Nas fases iniciais, as funções cognitivas e os sentidos geralmente permanecem preservados.
Como funciona a edaravona
A edaravona atua reduzindo os danos provocados pelo estresse oxidativo nas células nervosas, mecanismo que contribui para a degeneração dos neurônios motores.
Embora não reverta a doença nem represente uma cura, o medicamento pode retardar sua progressão quando administrado nas fases iniciais.
Estudos científicos apontam que o tratamento pode contribuir para prolongar a sobrevida e preservar a capacidade funcional dos pacientes por mais tempo.

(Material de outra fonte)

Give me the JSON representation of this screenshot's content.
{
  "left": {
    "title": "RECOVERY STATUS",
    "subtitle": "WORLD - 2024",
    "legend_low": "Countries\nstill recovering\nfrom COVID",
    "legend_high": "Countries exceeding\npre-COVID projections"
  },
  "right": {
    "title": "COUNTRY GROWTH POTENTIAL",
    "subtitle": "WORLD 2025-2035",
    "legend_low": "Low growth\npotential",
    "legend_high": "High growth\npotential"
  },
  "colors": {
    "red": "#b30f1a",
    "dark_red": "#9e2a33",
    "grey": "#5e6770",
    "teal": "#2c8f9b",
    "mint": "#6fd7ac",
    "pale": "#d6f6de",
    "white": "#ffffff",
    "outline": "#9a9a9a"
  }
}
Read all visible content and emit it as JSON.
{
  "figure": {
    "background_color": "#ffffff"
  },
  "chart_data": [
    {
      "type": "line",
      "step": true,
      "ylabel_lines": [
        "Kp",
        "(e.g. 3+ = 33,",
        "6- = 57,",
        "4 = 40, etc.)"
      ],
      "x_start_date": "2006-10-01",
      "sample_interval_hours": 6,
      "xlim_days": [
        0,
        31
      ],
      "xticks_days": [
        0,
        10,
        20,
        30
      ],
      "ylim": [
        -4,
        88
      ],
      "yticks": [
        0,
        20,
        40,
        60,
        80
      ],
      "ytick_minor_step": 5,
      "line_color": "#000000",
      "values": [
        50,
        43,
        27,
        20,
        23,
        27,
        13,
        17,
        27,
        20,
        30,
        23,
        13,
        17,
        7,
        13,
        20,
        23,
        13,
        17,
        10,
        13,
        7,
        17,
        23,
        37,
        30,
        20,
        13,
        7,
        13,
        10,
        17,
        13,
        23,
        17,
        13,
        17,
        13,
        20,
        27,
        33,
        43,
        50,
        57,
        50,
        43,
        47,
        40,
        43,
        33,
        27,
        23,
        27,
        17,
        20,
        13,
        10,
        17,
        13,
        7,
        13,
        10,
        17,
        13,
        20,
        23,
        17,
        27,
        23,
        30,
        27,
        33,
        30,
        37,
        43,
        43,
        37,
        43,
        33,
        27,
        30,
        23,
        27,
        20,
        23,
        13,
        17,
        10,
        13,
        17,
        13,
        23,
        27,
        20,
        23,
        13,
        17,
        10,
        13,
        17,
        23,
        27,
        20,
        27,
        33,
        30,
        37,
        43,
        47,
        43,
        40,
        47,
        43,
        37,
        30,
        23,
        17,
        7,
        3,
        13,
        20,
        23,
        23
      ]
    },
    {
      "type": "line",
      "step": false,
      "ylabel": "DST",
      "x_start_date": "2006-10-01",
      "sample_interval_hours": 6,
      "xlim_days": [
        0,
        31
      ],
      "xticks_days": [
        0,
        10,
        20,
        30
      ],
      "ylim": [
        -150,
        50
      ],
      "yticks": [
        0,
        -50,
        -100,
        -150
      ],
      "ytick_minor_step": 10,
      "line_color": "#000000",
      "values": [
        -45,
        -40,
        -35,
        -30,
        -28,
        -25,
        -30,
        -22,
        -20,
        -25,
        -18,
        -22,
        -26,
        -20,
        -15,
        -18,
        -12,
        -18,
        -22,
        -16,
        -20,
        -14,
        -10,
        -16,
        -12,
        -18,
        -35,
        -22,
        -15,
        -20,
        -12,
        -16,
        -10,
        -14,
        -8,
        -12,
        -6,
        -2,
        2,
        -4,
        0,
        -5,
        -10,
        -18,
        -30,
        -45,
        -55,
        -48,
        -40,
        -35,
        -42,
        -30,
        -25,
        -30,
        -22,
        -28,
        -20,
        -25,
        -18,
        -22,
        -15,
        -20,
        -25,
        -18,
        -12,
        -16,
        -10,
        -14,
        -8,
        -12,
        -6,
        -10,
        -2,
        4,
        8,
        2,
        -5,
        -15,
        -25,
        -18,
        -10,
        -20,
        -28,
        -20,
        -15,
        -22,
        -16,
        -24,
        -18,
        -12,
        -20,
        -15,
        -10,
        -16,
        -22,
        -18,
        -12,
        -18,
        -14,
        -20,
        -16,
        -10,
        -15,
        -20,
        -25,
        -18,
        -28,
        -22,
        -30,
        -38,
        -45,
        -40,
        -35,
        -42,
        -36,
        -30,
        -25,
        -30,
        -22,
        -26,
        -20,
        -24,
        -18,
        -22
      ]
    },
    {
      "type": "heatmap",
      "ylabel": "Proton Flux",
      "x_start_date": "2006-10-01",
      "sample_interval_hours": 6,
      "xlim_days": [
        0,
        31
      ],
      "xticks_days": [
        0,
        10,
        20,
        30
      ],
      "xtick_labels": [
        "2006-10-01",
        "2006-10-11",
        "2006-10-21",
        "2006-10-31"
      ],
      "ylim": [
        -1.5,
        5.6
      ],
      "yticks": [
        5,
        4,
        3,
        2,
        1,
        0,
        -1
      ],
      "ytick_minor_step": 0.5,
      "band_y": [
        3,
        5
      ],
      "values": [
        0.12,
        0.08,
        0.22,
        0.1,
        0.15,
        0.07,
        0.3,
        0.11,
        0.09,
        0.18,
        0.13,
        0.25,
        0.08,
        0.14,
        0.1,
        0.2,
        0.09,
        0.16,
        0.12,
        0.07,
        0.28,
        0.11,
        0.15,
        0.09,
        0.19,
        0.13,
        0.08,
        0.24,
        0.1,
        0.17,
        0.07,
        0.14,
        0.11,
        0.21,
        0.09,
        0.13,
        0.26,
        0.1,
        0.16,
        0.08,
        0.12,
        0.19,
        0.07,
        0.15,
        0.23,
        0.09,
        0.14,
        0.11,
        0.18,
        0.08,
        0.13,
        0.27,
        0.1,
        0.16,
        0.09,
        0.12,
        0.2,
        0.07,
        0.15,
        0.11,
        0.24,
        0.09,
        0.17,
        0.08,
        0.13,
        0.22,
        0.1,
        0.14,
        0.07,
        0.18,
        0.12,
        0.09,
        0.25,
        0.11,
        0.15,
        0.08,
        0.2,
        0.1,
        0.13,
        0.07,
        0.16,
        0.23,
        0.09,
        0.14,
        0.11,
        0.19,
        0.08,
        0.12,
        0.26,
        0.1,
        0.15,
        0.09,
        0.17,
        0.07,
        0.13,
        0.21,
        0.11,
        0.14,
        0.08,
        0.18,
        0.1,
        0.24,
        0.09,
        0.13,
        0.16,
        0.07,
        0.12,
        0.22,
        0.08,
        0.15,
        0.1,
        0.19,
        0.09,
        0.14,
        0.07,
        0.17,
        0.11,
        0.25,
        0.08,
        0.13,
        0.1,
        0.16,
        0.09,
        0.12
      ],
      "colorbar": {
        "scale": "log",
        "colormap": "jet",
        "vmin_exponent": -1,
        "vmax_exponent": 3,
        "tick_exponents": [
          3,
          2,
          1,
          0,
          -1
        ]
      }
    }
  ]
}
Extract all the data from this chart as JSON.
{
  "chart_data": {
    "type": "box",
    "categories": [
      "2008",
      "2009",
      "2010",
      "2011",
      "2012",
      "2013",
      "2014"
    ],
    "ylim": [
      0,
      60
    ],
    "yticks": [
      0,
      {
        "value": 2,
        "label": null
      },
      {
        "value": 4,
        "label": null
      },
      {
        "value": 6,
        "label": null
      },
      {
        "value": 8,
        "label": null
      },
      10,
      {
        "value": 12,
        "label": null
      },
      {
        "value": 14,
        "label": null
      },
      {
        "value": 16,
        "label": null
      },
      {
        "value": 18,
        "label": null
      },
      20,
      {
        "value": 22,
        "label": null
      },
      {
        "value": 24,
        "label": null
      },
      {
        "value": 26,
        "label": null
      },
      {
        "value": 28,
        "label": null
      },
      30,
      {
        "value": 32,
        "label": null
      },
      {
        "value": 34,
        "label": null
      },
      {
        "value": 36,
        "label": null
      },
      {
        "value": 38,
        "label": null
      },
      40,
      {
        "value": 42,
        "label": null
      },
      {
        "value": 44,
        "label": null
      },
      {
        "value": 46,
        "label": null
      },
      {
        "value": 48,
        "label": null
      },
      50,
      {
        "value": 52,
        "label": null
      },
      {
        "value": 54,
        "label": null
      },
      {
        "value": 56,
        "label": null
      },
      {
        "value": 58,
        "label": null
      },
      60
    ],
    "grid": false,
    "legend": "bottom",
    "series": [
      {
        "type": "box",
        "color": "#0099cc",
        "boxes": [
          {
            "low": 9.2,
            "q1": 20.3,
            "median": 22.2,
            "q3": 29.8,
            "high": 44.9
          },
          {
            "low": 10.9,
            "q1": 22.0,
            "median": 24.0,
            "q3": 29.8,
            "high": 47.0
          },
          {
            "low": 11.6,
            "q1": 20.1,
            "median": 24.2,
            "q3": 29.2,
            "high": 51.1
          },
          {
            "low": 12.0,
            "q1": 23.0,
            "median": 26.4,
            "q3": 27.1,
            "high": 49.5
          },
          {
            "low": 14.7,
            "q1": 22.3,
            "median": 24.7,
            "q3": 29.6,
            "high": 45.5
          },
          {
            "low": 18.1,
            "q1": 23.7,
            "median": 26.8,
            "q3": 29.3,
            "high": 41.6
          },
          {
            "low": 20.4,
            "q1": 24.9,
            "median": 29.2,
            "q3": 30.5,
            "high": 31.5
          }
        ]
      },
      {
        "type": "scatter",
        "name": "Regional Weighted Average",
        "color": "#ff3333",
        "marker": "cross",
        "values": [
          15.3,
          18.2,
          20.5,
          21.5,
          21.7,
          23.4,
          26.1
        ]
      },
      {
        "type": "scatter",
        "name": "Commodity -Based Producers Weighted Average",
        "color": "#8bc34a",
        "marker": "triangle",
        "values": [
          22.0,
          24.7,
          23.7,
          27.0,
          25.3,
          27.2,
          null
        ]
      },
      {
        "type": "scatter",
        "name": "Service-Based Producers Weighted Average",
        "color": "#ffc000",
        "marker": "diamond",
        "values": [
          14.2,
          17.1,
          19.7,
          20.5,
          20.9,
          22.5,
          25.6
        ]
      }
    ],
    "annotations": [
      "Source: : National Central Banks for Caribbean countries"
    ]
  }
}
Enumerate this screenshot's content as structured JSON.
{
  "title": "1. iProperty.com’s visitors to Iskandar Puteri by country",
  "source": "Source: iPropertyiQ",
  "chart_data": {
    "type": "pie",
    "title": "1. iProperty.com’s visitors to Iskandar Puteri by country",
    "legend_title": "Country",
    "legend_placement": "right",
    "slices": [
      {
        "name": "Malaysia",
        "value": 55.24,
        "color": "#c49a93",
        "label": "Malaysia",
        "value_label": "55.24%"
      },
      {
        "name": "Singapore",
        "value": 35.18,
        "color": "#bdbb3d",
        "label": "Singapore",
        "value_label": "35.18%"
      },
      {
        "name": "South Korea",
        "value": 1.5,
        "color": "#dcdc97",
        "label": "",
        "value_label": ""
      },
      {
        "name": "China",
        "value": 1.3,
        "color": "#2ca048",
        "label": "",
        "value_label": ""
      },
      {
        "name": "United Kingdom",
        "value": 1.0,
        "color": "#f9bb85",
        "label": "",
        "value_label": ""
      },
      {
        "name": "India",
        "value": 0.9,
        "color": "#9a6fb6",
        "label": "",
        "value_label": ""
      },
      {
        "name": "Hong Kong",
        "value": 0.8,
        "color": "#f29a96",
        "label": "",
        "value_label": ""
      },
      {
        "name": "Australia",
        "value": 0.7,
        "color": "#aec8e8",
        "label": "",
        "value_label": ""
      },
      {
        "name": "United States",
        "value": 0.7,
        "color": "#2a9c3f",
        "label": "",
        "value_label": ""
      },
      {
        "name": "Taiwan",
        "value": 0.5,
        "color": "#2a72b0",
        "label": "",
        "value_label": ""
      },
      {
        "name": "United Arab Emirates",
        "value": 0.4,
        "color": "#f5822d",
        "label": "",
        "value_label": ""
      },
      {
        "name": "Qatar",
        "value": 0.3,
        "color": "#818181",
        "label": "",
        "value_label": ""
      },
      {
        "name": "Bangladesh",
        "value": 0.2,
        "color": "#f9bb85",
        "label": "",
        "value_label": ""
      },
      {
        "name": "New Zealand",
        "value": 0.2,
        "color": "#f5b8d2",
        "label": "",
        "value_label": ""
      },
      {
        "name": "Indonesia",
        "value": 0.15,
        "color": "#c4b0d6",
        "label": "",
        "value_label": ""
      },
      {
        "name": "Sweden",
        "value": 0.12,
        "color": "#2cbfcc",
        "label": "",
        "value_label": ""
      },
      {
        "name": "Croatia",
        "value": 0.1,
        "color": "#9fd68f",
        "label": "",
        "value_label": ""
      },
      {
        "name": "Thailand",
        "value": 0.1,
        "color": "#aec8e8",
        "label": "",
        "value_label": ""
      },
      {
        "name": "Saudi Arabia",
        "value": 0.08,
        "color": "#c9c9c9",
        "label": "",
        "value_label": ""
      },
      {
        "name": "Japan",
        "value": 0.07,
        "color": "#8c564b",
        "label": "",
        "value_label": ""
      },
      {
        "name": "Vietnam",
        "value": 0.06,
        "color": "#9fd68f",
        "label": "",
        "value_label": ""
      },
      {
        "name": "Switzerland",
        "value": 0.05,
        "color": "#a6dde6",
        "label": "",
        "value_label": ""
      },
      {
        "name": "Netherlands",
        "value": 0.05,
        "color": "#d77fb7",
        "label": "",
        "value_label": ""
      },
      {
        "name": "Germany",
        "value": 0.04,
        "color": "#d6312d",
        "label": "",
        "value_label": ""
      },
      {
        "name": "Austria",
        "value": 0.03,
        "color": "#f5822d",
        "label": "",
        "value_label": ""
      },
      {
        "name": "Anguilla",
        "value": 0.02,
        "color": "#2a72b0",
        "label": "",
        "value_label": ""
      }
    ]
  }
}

Estudo aponta benefício na sobrevida
Segundo pesquisa publicada em 2022 na revista científica The Lancet, a edaravona foi associada ao aumento de aproximadamente seis meses na sobrevida de pacientes com ELA.
O estudo também observou redução do risco de morte entre os pacientes que receberam o medicamento, reforçando seu potencial benefício quando iniciado precocemente.
Tratamentos disponíveis no SUS
Até a publicação da nova portaria, o riluzol era o único medicamento específico disponibilizado pelo SUS para pacientes com ELA.
O remédio ajuda a retardar a progressão da doença e pode aumentar a sobrevida por alguns meses.
Com a incorporação da edaravona, o sistema público passa a oferecer uma segunda opção terapêutica voltada especialmente aos pacientes diagnosticados nas fases iniciais da enfermidade.
Doença rara e sem cura
A ELA é considerada uma doença rara e acomete principalmente pessoas entre 50 e 70 anos, embora também possa ocorrer em indivíduos mais jovens.
Especialistas estimam que apenas cerca de 10% dos casos tenham origem genética. Nos demais, as causas ainda não são totalmente conhecidas.
A ampliação do acesso a tratamentos pelo SUS é vista por especialistas como um passo importante para oferecer mais qualidade de vida aos pacientes, enquanto pesquisas continuam buscando terapias mais eficazes e, futuramente, uma cura para a doença.